Broccoli, like many other plants and microorganisms, emit gases to aid in the removal of toxins. These gases, according to scientists, could provide compelling evidence of life on other planets. These gases are formed when organisms combine carbon and three hydrogen atoms with an undesirable chemical element. This process, known as methylation, can convert potential toxins into gases that float away into the atmosphere safely. If these gases were discovered in the atmosphere of another planet using telescopes, they would indicate the presence of life on that planet.
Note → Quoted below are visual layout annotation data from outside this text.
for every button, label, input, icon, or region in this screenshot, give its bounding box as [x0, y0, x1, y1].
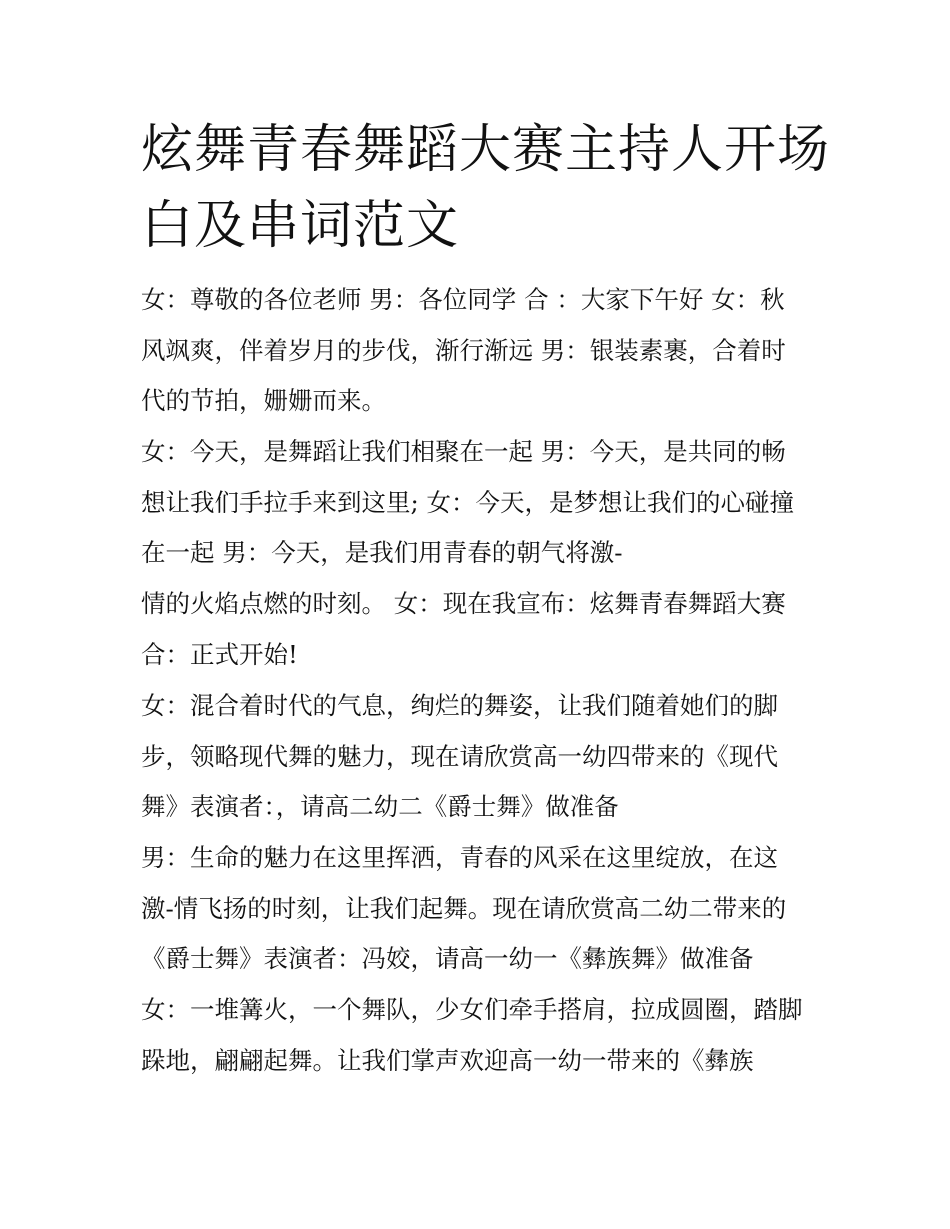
body-line: 步，领略现代舞的魅力，现在请欣赏高一幼四带来的《现代 [141, 742, 778, 771]
body-line: 女：一堆篝火，一个舞队，少女们牵手搭肩，拉成圆圈，踏脚 [141, 995, 803, 1024]
body-line: 男：生命的魅力在这里挥洒，青春的风采在这里绽放，在这 [141, 843, 778, 872]
body-line: 女：今天，是舞蹈让我们相聚在一起 男：今天，是共同的畅 [141, 437, 786, 466]
body-line: 舞》表演者：，请高二幼二《爵士舞》做准备 [141, 792, 619, 821]
body-line: 在一起 男：今天，是我们用青春的朝气将激- [141, 538, 623, 567]
body-line: 合：正式开始! [141, 640, 298, 669]
body-line: 风飒爽，伴着岁月的步伐，渐行渐远 男：银装素裹，合着时 [141, 336, 786, 365]
body-line: 情的火焰点燃的时刻。 女：现在我宣布：炫舞青春舞蹈大赛 [141, 589, 786, 618]
body-line: 代的节拍，姗姗而来。 [141, 386, 386, 415]
body-line: 跺地，翩翩起舞。让我们掌声欢迎高一幼一带来的《彝族 [141, 1046, 754, 1075]
document-title-line: 炫舞青春舞蹈大赛主持人开场 [141, 120, 831, 180]
body-line: 《爵士舞》表演者：冯姣，请高一幼一《彝族舞》做准备 [141, 944, 754, 973]
document-title-line: 白及串词范文 [141, 196, 460, 256]
body-line: 女：混合着时代的气息，绚烂的舞姿，让我们随着她们的脚 [141, 691, 778, 720]
body-line: 激-情飞扬的时刻，让我们起舞。现在请欣赏高二幼二带来的 [141, 894, 787, 923]
body-line: 女：尊敬的各位老师 男：各位同学 合 ：大家下午好 女：秋 [141, 285, 785, 314]
body-line: 想让我们手拉手来到这里; 女：今天，是梦想让我们的心碰撞 [141, 488, 795, 517]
“Because methylation is so common on Earth, we expect life anywhere else to do it,” said Michaela Leung, a planetary scientist at UCR. “Most cells have mechanisms for removing potentially harmful substances.”
Methyl bromide, one methylated gas, has several advantages over other gases traditionally targeted in the search for life beyond our solar system. Leung led a study that investigated and quantified these benefits, which is now published in the Astrophysical Journal. For one thing, methyl bromide lasts less time in the atmosphere than traditional biosignature gases.
“If you find it, chances are it was made recently – and that whoever made it is still producing it,” Leung said.
We believe methyl bromide is one of many gases commonly produced by organisms on Earth that may provide compelling evidence of life from afar. This is merely the tip of the iceberg.
Eddie Schwieterman
Another advantage is that methyl bromide is more likely to have been produced by a living organism than a gas like methane, which can be produced by microbes. However, it could also be the result of a volcano or another geologic process.
“There are limited ways to create this gas through non-biological means, so finding it is more indicative of life,” Leung explained.
Furthermore, methyl bromide absorbs light near a “cousin” biosignature, methyl chloride, making both of them, as well as the presence of life, easier to detect. Despite the fact that methyl bromide is extremely common on Earth, it is difficult to detect in our atmosphere due to the intensity of our sun’s UV light. Ultraviolet radiation starts chemical reactions that break up water molecules in the atmosphere, splitting them into products that destroy the gas.
However, the study determined methyl bromide would be more easily detectable around an M dwarf star than it is in this solar system or ones like it. M dwarfs are smaller and cooler than our sun, and they produce less of the type of UV radiation that leads to the breakup of water.
“An M dwarf host star increases the concentration and detectability of methyl bromide by four orders of magnitude compared to the sun,” Leung said.
Fig: Broccoli gas: A better way to find life in space
This is good news for astronomers because M dwarfs are more than ten times more common than stars like our sun and will be the first targets in future searches for life on other planets. For these reasons, researchers believe that astrobiologists will begin to consider methyl bromide in future missions and in the capabilities of telescopes set to launch in the coming decades.
Though the James Webb Space Telescope isn’t well-suited to detecting Earth-like planetary atmospheres around other stars, some extremely large ground-based telescopes set to go online at the end of the decade will be. They will also be better suited to studying the composition of the atmospheres of those planets.
The UCR research team plans to look into the possibility of other methylated gases serving as targets in the search for extraterrestrial life, because this group of gases is especially closely associated with life, and only life.
“We believe methyl bromide is one of many gases commonly produced by organisms on Earth that may provide compelling evidence of life from afar,” said Eddie Schwieterman, a UCR astrobiologist and the leader of Leung’s research group. “This is merely the tip of the iceberg.”